Le piège de l’universalité.

Tour de Bab El
L’Occident, dès l’aube de sa modernisation, a prétendu à l’universalité. Cette prétention n’avait rien de crédible puisqu’elle ne l’a pas empêché de commettre les pires exactions dans ses colonies. En pleine Révolution Française, alors que la nation s’émancipait du joug féodal, on a maintenu l’esclavage dans les Antilles sans y voir la moindre contradiction. De la même façon qu’on ne peut déceler la moindre parcelle de démocratie dans la façon dont les Américains aujourd’hui «répandent» la démocratie. La prétention à l’universalité est, au mieux, un fantasme autoérotique à usage interne.

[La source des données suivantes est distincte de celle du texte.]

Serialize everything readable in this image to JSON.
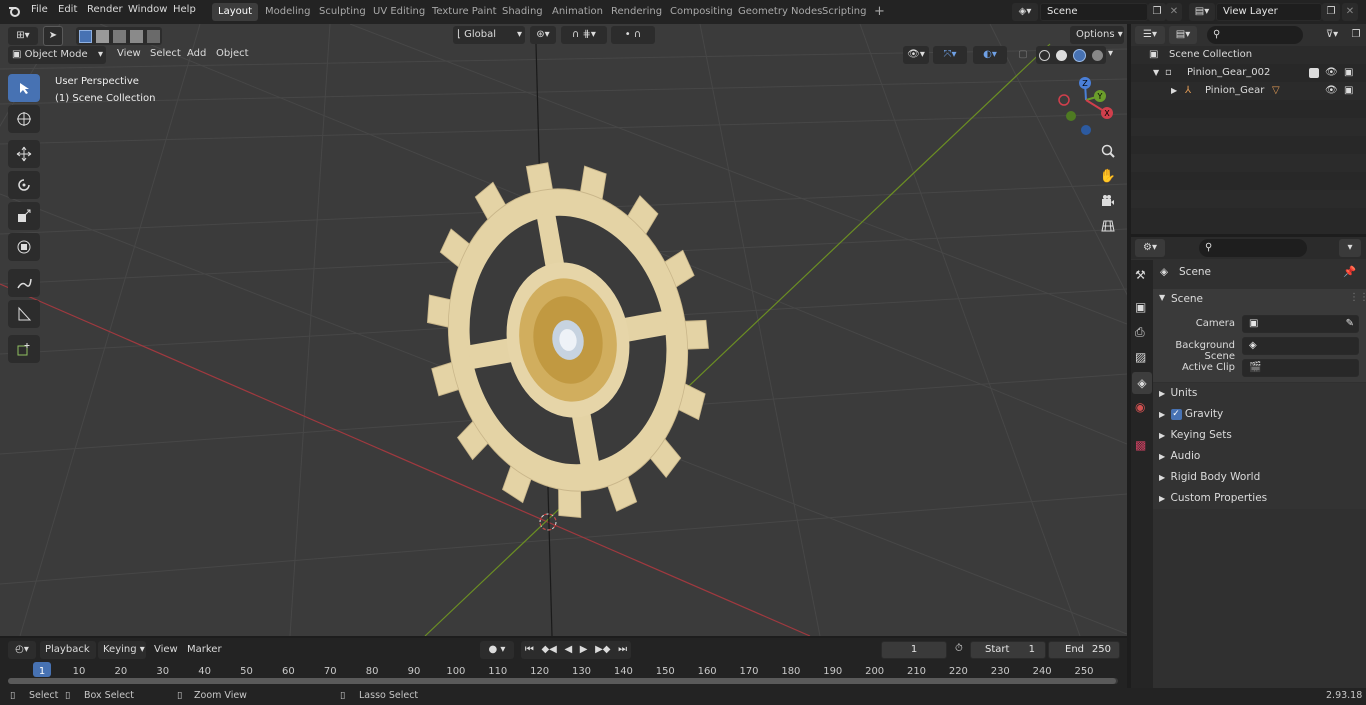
{
  "menubar": {
    "file": "File",
    "edit": "Edit",
    "render": "Render",
    "window": "Window",
    "help": "Help"
  },
  "workspaces": [
    "Layout",
    "Modeling",
    "Sculpting",
    "UV Editing",
    "Texture Paint",
    "Shading",
    "Animation",
    "Rendering",
    "Compositing",
    "Geometry Nodes",
    "Scripting"
  ],
  "scene": {
    "name": "Scene",
    "view_layer": "View Layer"
  },
  "viewport": {
    "mode": "Object Mode",
    "view": "View",
    "select": "Select",
    "add": "Add",
    "object": "Object",
    "orientation": "Global",
    "options": "Options",
    "overlay_line1": "User Perspective",
    "overlay_line2": "(1) Scene Collection",
    "axis_x": "X",
    "axis_y": "Y",
    "axis_z": "Z"
  },
  "outliner": {
    "root": "Scene Collection",
    "item1": "Pinion_Gear_002",
    "item2": "Pinion_Gear"
  },
  "properties": {
    "header": "Scene",
    "section": "Scene",
    "camera_label": "Camera",
    "bg_label": "Background Scene",
    "clip_label": "Active Clip",
    "panels": [
      "Units",
      "Gravity",
      "Keying Sets",
      "Audio",
      "Rigid Body World",
      "Custom Properties"
    ]
  },
  "timeline": {
    "playback": "Playback",
    "keying": "Keying",
    "view": "View",
    "marker": "Marker",
    "current_frame": "1",
    "start_label": "Start",
    "start": "1",
    "end_label": "End",
    "end": "250",
    "ticks": [
      "1",
      "10",
      "20",
      "30",
      "40",
      "50",
      "60",
      "70",
      "80",
      "90",
      "100",
      "110",
      "120",
      "130",
      "140",
      "150",
      "160",
      "170",
      "180",
      "190",
      "200",
      "210",
      "220",
      "230",
      "240",
      "250"
    ]
  },
  "status": {
    "select": "Select",
    "box_select": "Box Select",
    "zoom_view": "Zoom View",
    "lasso_select": "Lasso Select",
    "version": "2.93.18"
  },
  "colors": {
    "accent": "#4772b3",
    "x_axis": "#a0393f",
    "y_axis": "#6b8e23",
    "gear": "#e6d5a8"
  }
}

Pourtant nous avons cru que l’Occident pouvait nous intégrer à sa modernité et, ainsi, bénéficier, sans effort des avantages de celle-ci. Pourquoi dès lors soutenir le flambeau de notre culture du moment qu’une autre est prête à nous prendre en marche et nous offrir gratuitement des lendemains qui chantent? Nous avons commencé par renoncer, dès le XIXième siècle, à la dimension philosophique de notre culture. Nous sommes devenus des «ingénieurs» strictement cantonnés à un univers chiffré et sans épaisseur. D’avoir perdu la philosophie et incapables de repenser la science, nous nous sommes contentés de l’appliquer.

Puis nous sommes devenus des laïcs nationalistes, croyant enfin atteindre le cœur de la modernité. Nasser et Saddam Hussein ont été, parmi nos intellectuels, ceux qui ont le plus misé sur cette dimension espérant en cueillir rapidement les dividendes. Nasser a férocement réprimé les Frères Musulmans, Saddam Hussein a voulu abattre l’Islam en Iran. Mais toute la laïcité du monde ne suffisait pas à recouvrir le fait qu’ils étaient tout de même des Musulmans aux yeux de l’Occident.

Le dépit fut énorme. Avoir renoncé à soi pour si peu!! De rage, le premier nationalise le Canal de Suez et le second occupe le Koweit. Ce qui ne fit qu’ajouter à la rage l’isolement. Quelques décennies plus tard, nous avons renoncé à Dieu lui-même. Nos religions, de douceur et d’amour lorsqu’elles étaient associées à un dieu bienveillant, sont devenues des religions cruelles et intransigeantes où le respect scrupuleux de la règle devenue folle remplace la foi. Toute incartade à la loi risque d’éventer le plus terrible des secrets : à savoir que Dieu n’est plus là pour se faire respecter.

L’intellectuel qui a le mieux incarné cet effroi face à la mort de Dieu est sans doute Ben Laden. Lui, le fils favori de l’Islam, se devait, en bon obsessionnel, de défendre la cause que Dieu lui-même avait laissé tomber. Il lui fallait nier la mort de Dieu en s’attaquant à ceux qui en font état. Il est monté à l’assaut de l’Union Soviétique, son miroir inversé, qui non contente d’être athée s’en vantait ouvertement. Il ne fut pas plus récompensé par les Américains pour ses bons et loyaux services. Son dépit en fut très explosif.

En somme d’avoir cru, en l’universalité de l’Occident nous avons successivement renié toute dimension philosophique, la dimension religieuse de nos institutions et enfin de la présence de Dieu elle-même. Qui sait où nous mènera cet acharnement à la crédulité? Certains craignent que ne se révèle notre différence. Ce qui enlèverait aux Occidentaux tout désir de récompenser notre soumission identitaire. Mais l’ont-ils jamais eu? Reconnaître en revanche, cette différence, nous rend responsables de nous-mêmes et nous permet de récupérer ces monceaux de culture que nous avons abandonnés sur le bord de la route.